Los países en el rango que va del 1 al 2.5 son considerados "'libres"; de 3 a 5 puntos es el rango para los "parcialmente libres", y de 5.5 a 7 el país o territorio es considerado "'no libre'".

En la edición 2019 del Freedom in the World, la elección de un gobierno cuyos objetivos caen en el lado izquierdo del espectro político, no dieron para replicar el optimismo mostrado con la elección de Vicente Fox en el 2000. El país mantuvo su nota de 3.0, que calificación obtenida desde 2011, como resultado de la estrategia fallida de combate al narcotráfico emprendida por el entonces panista Felipe Calderón, que ha dejado un saldo de miles de muertos y la reducción de las libertades ciudadanas y violación de los derechos humanos a causa de la inseguridad.

Con todo, el resultado obtenido por México está en línea con las tendencias globales. El resumen ejecutivo del Freedom in the World 2019 señala que las libertades en el mundo han hilado 13 años a la baja según sus mediciones, y que califica como un retroceso de la “ola democratizadora” que comenzó a finales de la década de los años setenta. Por otro lado, el avance de regímenes contrarios a los valores democráticos en todo el mundo, explica el estudio, se entiende a las altas tasas de desigualdad que se registran en todo el mundo, y que llevan a los electores a favorecer con su voto a candidatos que se prometen como anti régimen, con la esperanza de revertir el problema.

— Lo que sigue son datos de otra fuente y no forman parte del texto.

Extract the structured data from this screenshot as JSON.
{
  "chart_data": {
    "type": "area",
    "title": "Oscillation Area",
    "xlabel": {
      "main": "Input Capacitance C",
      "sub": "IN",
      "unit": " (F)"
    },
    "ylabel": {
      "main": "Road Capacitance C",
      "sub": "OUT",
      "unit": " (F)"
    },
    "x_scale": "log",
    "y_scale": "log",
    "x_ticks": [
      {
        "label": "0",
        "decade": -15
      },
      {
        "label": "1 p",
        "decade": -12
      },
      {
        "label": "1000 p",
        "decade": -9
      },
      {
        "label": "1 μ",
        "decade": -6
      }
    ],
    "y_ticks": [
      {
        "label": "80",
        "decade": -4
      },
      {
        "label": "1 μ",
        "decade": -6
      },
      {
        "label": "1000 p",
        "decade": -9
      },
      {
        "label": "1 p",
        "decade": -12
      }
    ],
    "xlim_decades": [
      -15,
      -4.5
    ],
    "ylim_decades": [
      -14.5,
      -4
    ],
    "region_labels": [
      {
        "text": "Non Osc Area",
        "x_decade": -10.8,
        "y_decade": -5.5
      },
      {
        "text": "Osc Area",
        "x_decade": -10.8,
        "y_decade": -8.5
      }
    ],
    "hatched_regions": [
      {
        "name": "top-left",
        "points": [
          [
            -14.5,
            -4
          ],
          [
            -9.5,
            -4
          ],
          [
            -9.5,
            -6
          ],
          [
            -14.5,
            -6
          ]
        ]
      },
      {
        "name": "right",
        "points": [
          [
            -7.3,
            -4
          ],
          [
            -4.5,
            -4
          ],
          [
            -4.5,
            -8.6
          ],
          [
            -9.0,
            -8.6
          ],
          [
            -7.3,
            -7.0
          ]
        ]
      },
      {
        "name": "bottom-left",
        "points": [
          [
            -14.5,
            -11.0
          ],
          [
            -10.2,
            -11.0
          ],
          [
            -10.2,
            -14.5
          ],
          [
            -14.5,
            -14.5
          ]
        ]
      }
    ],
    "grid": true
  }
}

Países como Siria, Corea del Norte y Arabia Saudita recibieron las calificaciones más bajas en el índice de libertades. Por el contrario, Finlandia, Noruega, Suecia y Canadá encabezan el grupo de países con los más altos índices de libertad. México, se sitúa entre los países “libres” y los “no libres”.

El estudio fue publicado en línea este martes, pero la nota explicativa que acompaña usualmente a los resultados de cada país, y que presenta la argumentación para los mismos, hasta el momento de publicación de esta nota no se había integrado. En su lugar, El Economista ofrece la reseña de las notas explicativas para los estudios de los años previos, y que permiten ver la evolución de los resultados del país en el índice.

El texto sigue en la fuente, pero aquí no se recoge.